To do otherwise is arrogant and self serving.
It was not long ago believed that the mother was responsible for determining the sex of a child.
Imagine if fathers still put their lack of having a son on the mother despite it being an absolute fact that only males carry the chromosomes that are responsible for their child’s sex.
That is how being unmovable in your beliefs especially with regards to such things as HSP, Emotional expressions and the internal workings of our minds would look if science could isolate a tangible and provable cause of such a subjective and individually unique construct.
Thank you to all who question everything and do your part to educate yourself and share your knowledge with those around you.
I am NONE of the label’s placed upon me. I am an intelligent being who continues to learn about myself every single day.
No matter what anyone else may believe.
Having read the article on HSP/narcissism, I do see their point that the HSP scale questionnaire (which people use to ’define’ their trait) does not actually contain any questions relating to empathy – yet empathy is a part of ‘DOES’, so this does make it all a little confusing. If there are physical brain differences in the brains of HSPs, some which relate to empathy, how can it be possible that some HSPs are actually narcissists, which equates to having no empathy other than ‘cognitive’ empathy? I would really like to see some clarification/research around this topic! As logic would make it seem that HSPs could NOT also be Narcissists… but having said that, Hitler was a sensitive man apparently, who enjoyed art and was a vegetarian – yet also had no empathy. I would really like to understand this better, if any neurologists would please do some deep research into the physical brain differences please!!! (I have also met a definite sociopath who is a talented artist – how does this equate!?… sociopath as defined by having no empathy (other than cognitive), guilt or remorse… surely the ‘opposite’ of an HSP – but I’m sure he’d claim to be an HSP!…)
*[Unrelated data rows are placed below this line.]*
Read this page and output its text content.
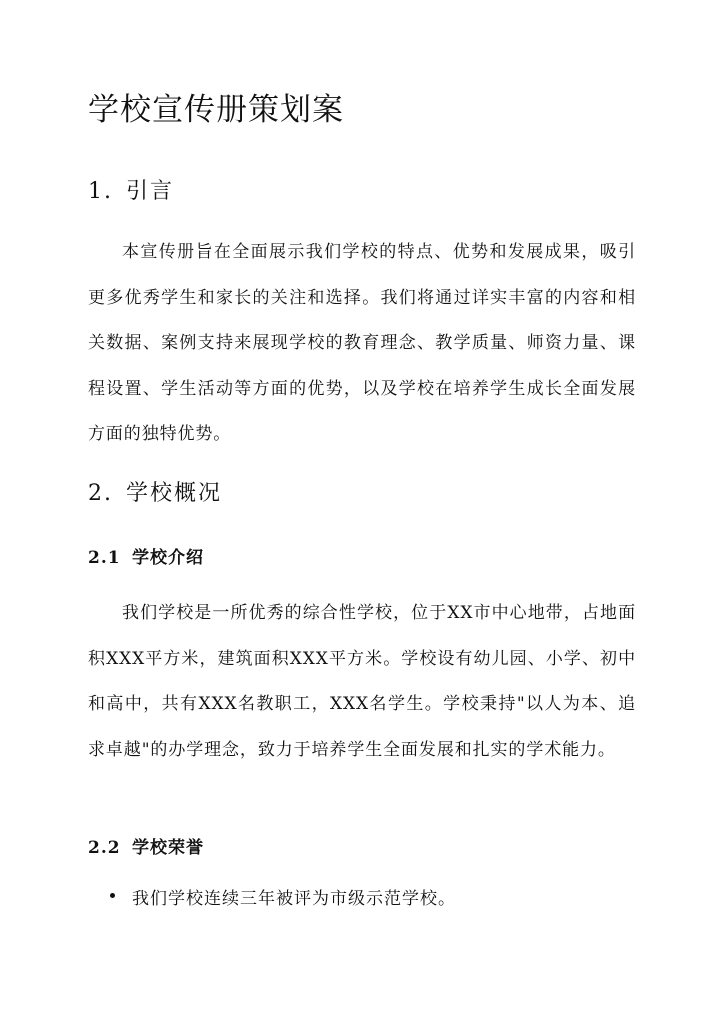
学校宣传册策划案
1. 引言

本宣传册旨在全面展示我们学校的特点、优势和发展成果，吸引更多优秀学生和家长的关注和选择。我们将通过详实丰富的内容和相关数据、案例支持来展现学校的教育理念、教学质量、师资力量、课程设置、学生活动等方面的优势，以及学校在培养学生成长全面发展方面的独特优势。

2. 学校概况
2.1 学校介绍

我们学校是一所优秀的综合性学校，位于XX市中心地带，占地面积XXX平方米，建筑面积XXX平方米。学校设有幼儿园、小学、初中和高中，共有XXX名教职工，XXX名学生。学校秉持"以人为本、追求卓越"的办学理念，致力于培养学生全面发展和扎实的学术能力。

2.2 学校荣誉
我们学校连续三年被评为市级示范学校。
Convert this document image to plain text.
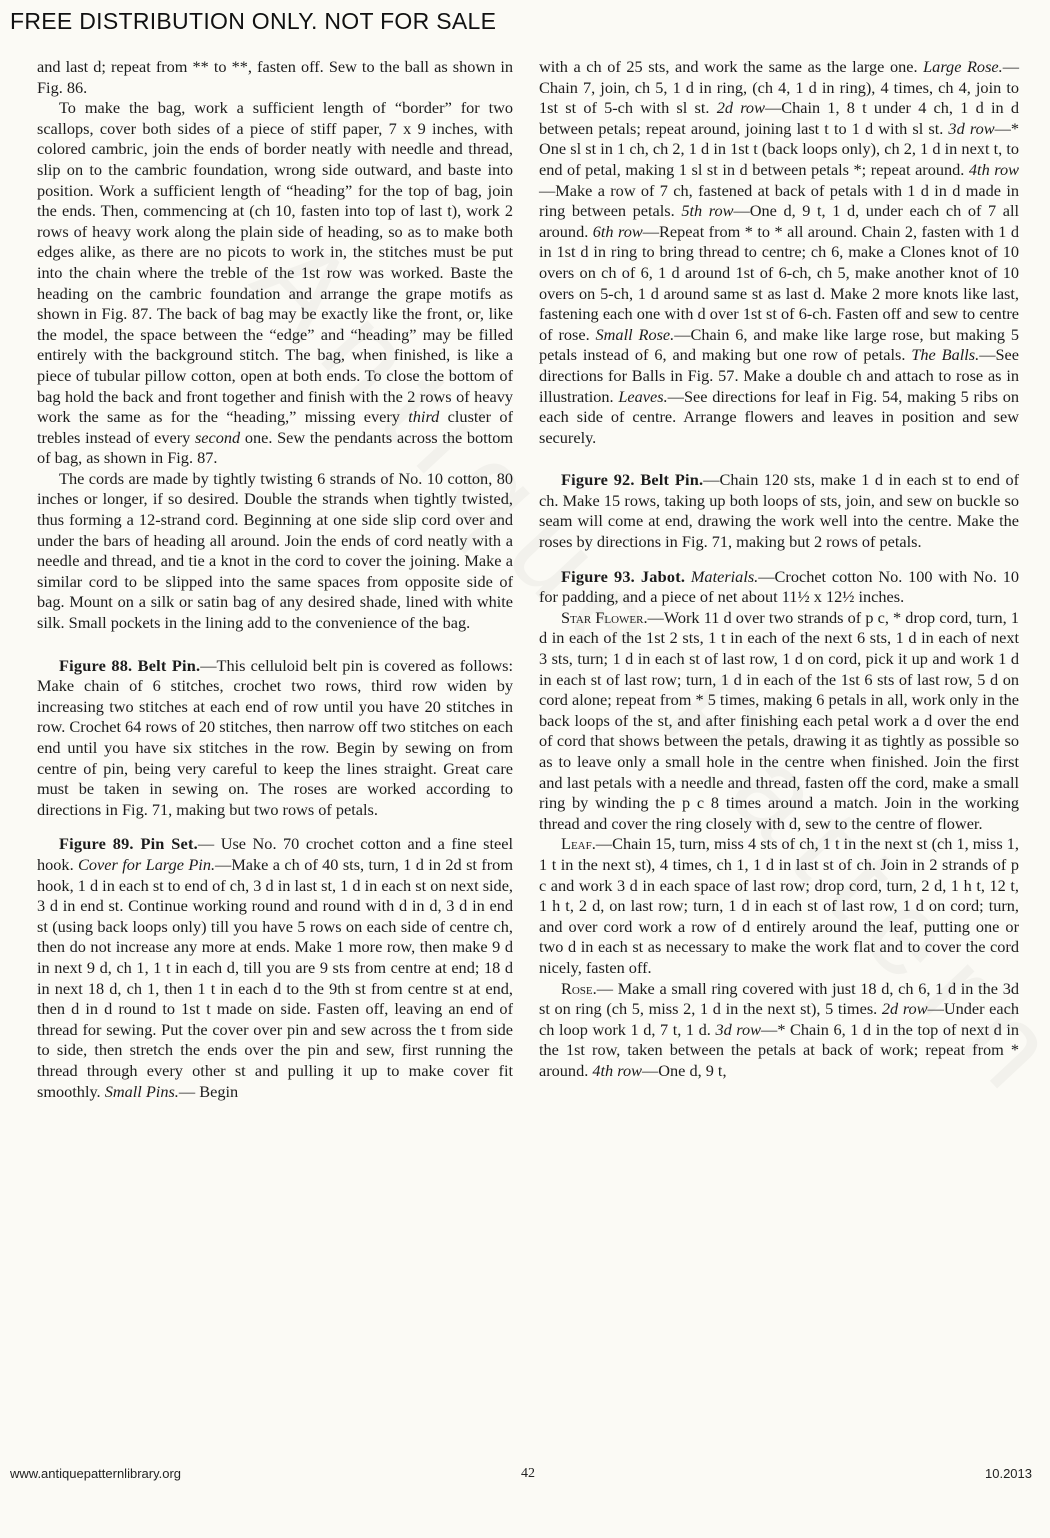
FREE DISTRIBUTION ONLY. NOT FOR SALE

and last d; repeat from ** to **, fasten off. Sew to the ball as shown in Fig. 86.

To make the bag, work a sufficient length of “border” for two scallops, cover both sides of a piece of stiff paper, 7 x 9 inches, with colored cambric, join the ends of border neatly with needle and thread, slip on to the cambric foundation, wrong side outward, and baste into position. Work a sufficient length of “heading” for the top of bag, join the ends. Then, commencing at (ch 10, fasten into top of last t), work 2 rows of heavy work along the plain side of heading, so as to make both edges alike, as there are no picots to work in, the stitches must be put into the chain where the treble of the 1st row was worked. Baste the heading on the cambric foundation and arrange the grape motifs as shown in Fig. 87. The back of bag may be exactly like the front, or, like the model, the space between the “edge” and “heading” may be filled entirely with the background stitch. The bag, when finished, is like a piece of tubular pillow cotton, open at both ends. To close the bottom of bag hold the back and front together and finish with the 2 rows of heavy work the same as for the “heading,” missing every third cluster of trebles instead of every second one. Sew the pendants across the bottom of bag, as shown in Fig. 87.

The cords are made by tightly twisting 6 strands of No. 10 cotton, 80 inches or longer, if so desired. Double the strands when tightly twisted, thus forming a 12-strand cord. Beginning at one side slip cord over and under the bars of heading all around. Join the ends of cord neatly with a needle and thread, and tie a knot in the cord to cover the joining. Make a similar cord to be slipped into the same spaces from opposite side of bag. Mount on a silk or satin bag of any desired shade, lined with white silk. Small pockets in the lining add to the convenience of the bag.

Figure 88. Belt Pin.—This celluloid belt pin is covered as follows: Make chain of 6 stitches, crochet two rows, third row widen by increasing two stitches at each end of row until you have 20 stitches in row. Crochet 64 rows of 20 stitches, then narrow off two stitches on each end until you have six stitches in the row. Begin by sewing on from centre of pin, being very careful to keep the lines straight. Great care must be taken in sewing on. The roses are worked according to directions in Fig. 71, making but two rows of petals.

Figure 89. Pin Set.— Use No. 70 crochet cotton and a fine steel hook. Cover for Large Pin.—Make a ch of 40 sts, turn, 1 d in 2d st from hook, 1 d in each st to end of ch, 3 d in last st, 1 d in each st on next side, 3 d in end st. Continue working round and round with d in d, 3 d in end st (using back loops only) till you have 5 rows on each side of centre ch, then do not increase any more at ends. Make 1 more row, then make 9 d in next 9 d, ch 1, 1 t in each d, till you are 9 sts from centre at end; 18 d in next 18 d, ch 1, then 1 t in each d to the 9th st from centre st at end, then d in d round to 1st t made on side. Fasten off, leaving an end of thread for sewing. Put the cover over pin and sew across the t from side to side, then stretch the ends over the pin and sew, first running the thread through every other st and pulling it up to make cover fit smoothly. Small Pins.— Begin

with a ch of 25 sts, and work the same as the large one. Large Rose.— Chain 7, join, ch 5, 1 d in ring, (ch 4, 1 d in ring), 4 times, ch 4, join to 1st st of 5-ch with sl st. 2d row—Chain 1, 8 t under 4 ch, 1 d in d between petals; repeat around, joining last t to 1 d with sl st. 3d row—* One sl st in 1 ch, ch 2, 1 d in 1st t (back loops only), ch 2, 1 d in next t, to end of petal, making 1 sl st in d between petals *; repeat around. 4th row—Make a row of 7 ch, fastened at back of petals with 1 d in d made in ring between petals. 5th row—One d, 9 t, 1 d, under each ch of 7 all around. 6th row—Repeat from * to * all around. Chain 2, fasten with 1 d in 1st d in ring to bring thread to centre; ch 6, make a Clones knot of 10 overs on ch of 6, 1 d around 1st of 6-ch, ch 5, make another knot of 10 overs on 5-ch, 1 d around same st as last d. Make 2 more knots like last, fastening each one with d over 1st st of 6-ch. Fasten off and sew to centre of rose. Small Rose.—Chain 6, and make like large rose, but making 5 petals instead of 6, and making but one row of petals. The Balls.—See directions for Balls in Fig. 57. Make a double ch and attach to rose as in illustration. Leaves.—See directions for leaf in Fig. 54, making 5 ribs on each side of centre. Arrange flowers and leaves in position and sew securely.

Figure 92. Belt Pin.—Chain 120 sts, make 1 d in each st to end of ch. Make 15 rows, taking up both loops of sts, join, and sew on buckle so seam will come at end, drawing the work well into the centre. Make the roses by directions in Fig. 71, making but 2 rows of petals.

Figure 93. Jabot. Materials.—Crochet cotton No. 100 with No. 10 for padding, and a piece of net about 11½ x 12½ inches.

Star Flower.—Work 11 d over two strands of p c, * drop cord, turn, 1 d in each of the 1st 2 sts, 1 t in each of the next 6 sts, 1 d in each of next 3 sts, turn; 1 d in each st of last row, 1 d on cord, pick it up and work 1 d in each st of last row; turn, 1 d in each of the 1st 6 sts of last row, 5 d on cord alone; repeat from * 5 times, making 6 petals in all, work only in the back loops of the st, and after finishing each petal work a d over the end of cord that shows between the petals, drawing it as tightly as possible so as to leave only a small hole in the centre when finished. Join the first and last petals with a needle and thread, fasten off the cord, make a small ring by winding the p c 8 times around a match. Join in the working thread and cover the ring closely with d, sew to the centre of flower.

Leaf.—Chain 15, turn, miss 4 sts of ch, 1 t in the next st (ch 1, miss 1, 1 t in the next st), 4 times, ch 1, 1 d in last st of ch. Join in 2 strands of p c and work 3 d in each space of last row; drop cord, turn, 2 d, 1 h t, 12 t, 1 h t, 2 d, on last row; turn, 1 d in each st of last row, 1 d on cord; turn, and over cord work a row of d entirely around the leaf, putting one or two d in each st as necessary to make the work flat and to cover the cord nicely, fasten off.

Rose.— Make a small ring covered with just 18 d, ch 6, 1 d in the 3d st on ring (ch 5, miss 2, 1 d in the next st), 5 times. 2d row—Under each ch loop work 1 d, 7 t, 1 d. 3d row—* Chain 6, 1 d in the top of next d in the 1st row, taken between the petals at back of work; repeat from * around. 4th row—One d, 9 t,

www.antiquepatternlibrary.org	42	10.2013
(To follow up from my last comment, which I think came across a little confusingly – my argument/hypothesis would be that you CAN’T be both, – Hilter COULDN’T be an HSP, nor could the artist I know without a conscience – and I think further research would be able to demonstrate this. I think the problem lies in the HSP questionnaire, PRECISELY BECAUSE it does not include any questions that relate to empathy – but in my opinion empathy is a KEY part of being an HSP – so those scoring low on empathy must not be HSPs. ALSO, LOTS of research is now concluding that ‘personality disorders’ NPD and Antisocial Personality ARE actually innate – family members of such people usually say the condition was evident from childhood – I think that it’s problematic that there ARE some overlapping ‘qualities’ because it’s enabling these abusive, non-empathic people to hide under the label of HSP, and giving HSPs a bad rep, when, GENUINE HSPs really are the opposite. IMHO. The empathy part to the equation needs to be emphasised!!)